Mistizoom 02-12-2013 11:15 AM

Quote:

Originally Posted by reddarin (Post 16254959)
La Choy makes gluten-free soy sauce. Kikoman too but you have to look for it.

Here is an interesting blurb from a Celiac's forum (posted 2009):

Right, just look for wheat-free or gluten-free tamari instead of soy sauce. I find it in my regular grocery store.

piratejenny 02-12-2013 04:02 PM

Quote:

Originally Posted by TAMUKmom (Post 16252553)
Is anyone eating gluten free and low carb? I have been low carb for many, many years. When I would get off my low carb diet, I would feel bad and blisters popped up on my hands. Found out I had DH a form of Celiacs disease. Most of the gluten free breads and processed foods are high in carbs. :sad:

I don't have a lot of suggestions but just wanted to commiserate! :console: I stopped eating wheat (not all gluten or grains, just wheat for now) a couple weeks ago. I didn't eat a lot of bread or pasta, but some of my fave convenient lower-carb foods (Sandwich Thins, LC tortillas, flatbread crackers) of course have wheat in them. There are plenty of wheat-free products in my grocery store, but they're very high carb.
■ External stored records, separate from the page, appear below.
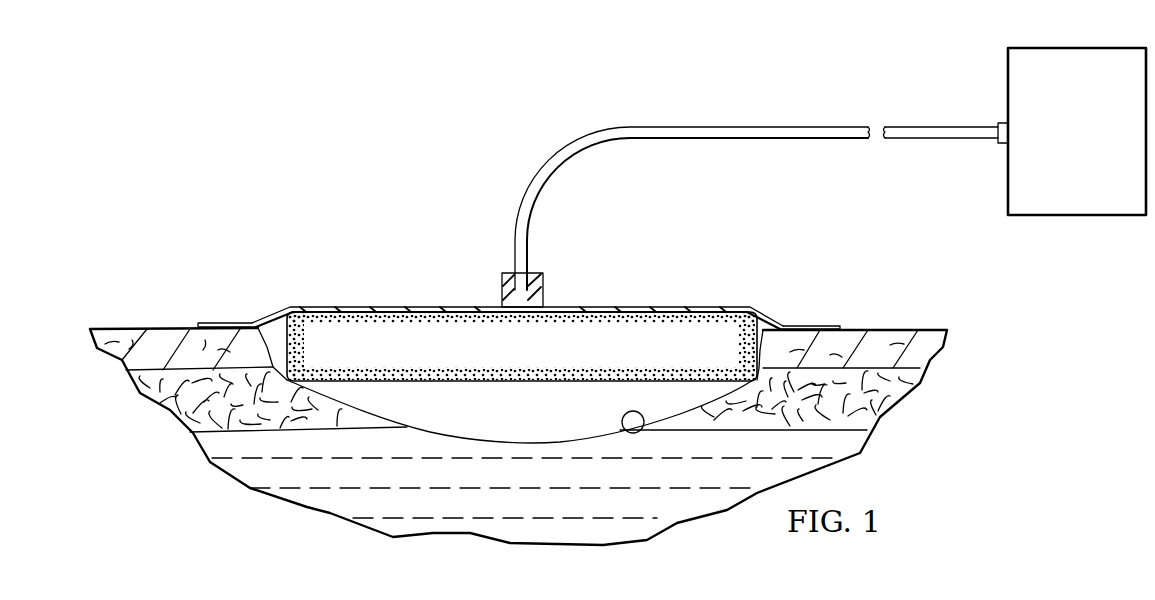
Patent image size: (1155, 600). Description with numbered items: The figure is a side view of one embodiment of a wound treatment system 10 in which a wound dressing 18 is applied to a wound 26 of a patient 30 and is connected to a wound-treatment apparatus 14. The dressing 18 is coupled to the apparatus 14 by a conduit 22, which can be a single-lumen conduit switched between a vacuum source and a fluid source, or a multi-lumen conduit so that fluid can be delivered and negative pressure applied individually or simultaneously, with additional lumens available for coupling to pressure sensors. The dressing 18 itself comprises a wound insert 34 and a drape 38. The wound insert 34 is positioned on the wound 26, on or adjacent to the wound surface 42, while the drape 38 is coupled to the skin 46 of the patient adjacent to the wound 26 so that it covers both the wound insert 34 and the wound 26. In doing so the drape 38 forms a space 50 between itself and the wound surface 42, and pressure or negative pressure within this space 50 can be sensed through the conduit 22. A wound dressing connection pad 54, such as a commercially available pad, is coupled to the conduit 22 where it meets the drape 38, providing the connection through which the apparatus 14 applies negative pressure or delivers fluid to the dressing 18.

The wound treatment system 10 is at (366, 136).
The wound-treatment apparatus 14 is at (1062, 145).
The wound dressing 18 is at (366, 267).
The conduit 22 is at (757, 125).
The wound 26 is at (426, 437).
The patient 30 is at (933, 326).
The wound insert 34 is at (509, 359).
The drape 38 is at (728, 307).
The wound surface 42 is at (633, 433).
The skin 46 is at (157, 328).
The space 50 is at (765, 322).
The wound dressing connection pad 54 is at (545, 284).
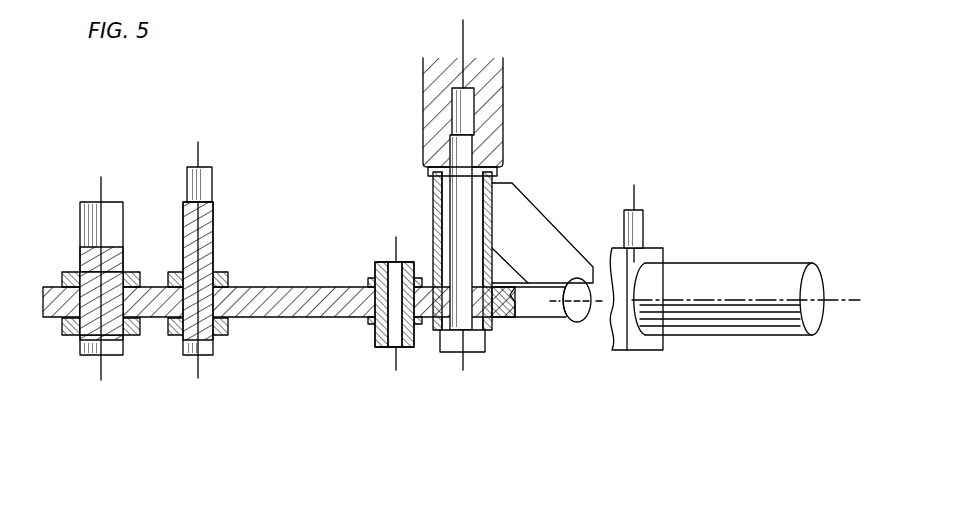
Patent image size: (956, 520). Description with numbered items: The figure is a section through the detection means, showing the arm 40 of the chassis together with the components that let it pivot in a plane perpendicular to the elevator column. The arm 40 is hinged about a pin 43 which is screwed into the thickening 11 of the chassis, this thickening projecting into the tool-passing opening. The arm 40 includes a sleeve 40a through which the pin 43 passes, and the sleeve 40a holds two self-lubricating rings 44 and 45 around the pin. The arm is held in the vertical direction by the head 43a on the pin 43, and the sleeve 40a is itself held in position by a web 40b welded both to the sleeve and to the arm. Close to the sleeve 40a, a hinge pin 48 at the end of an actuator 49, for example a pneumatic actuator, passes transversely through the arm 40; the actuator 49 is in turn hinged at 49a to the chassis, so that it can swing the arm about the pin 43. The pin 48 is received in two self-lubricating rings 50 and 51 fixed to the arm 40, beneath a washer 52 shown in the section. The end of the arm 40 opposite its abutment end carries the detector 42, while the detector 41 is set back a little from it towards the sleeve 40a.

I don't have an oven or microwave, so I can't make the one-minute-muffins, oopsie rolls, almond butter bread, etc etc, that would be so handy. :/

The thing I'm finding is...breads, crackers, cookies, tortillas, etc, are usually "extras" and I don't really need them. I miss them, and sometimes I want something I can hold in one hand while I do something else, but with a little extra planning I can make stews & salads instead of burritos and sandwiches, and I often have yogurt or a couple pieces of chocolate for dessert.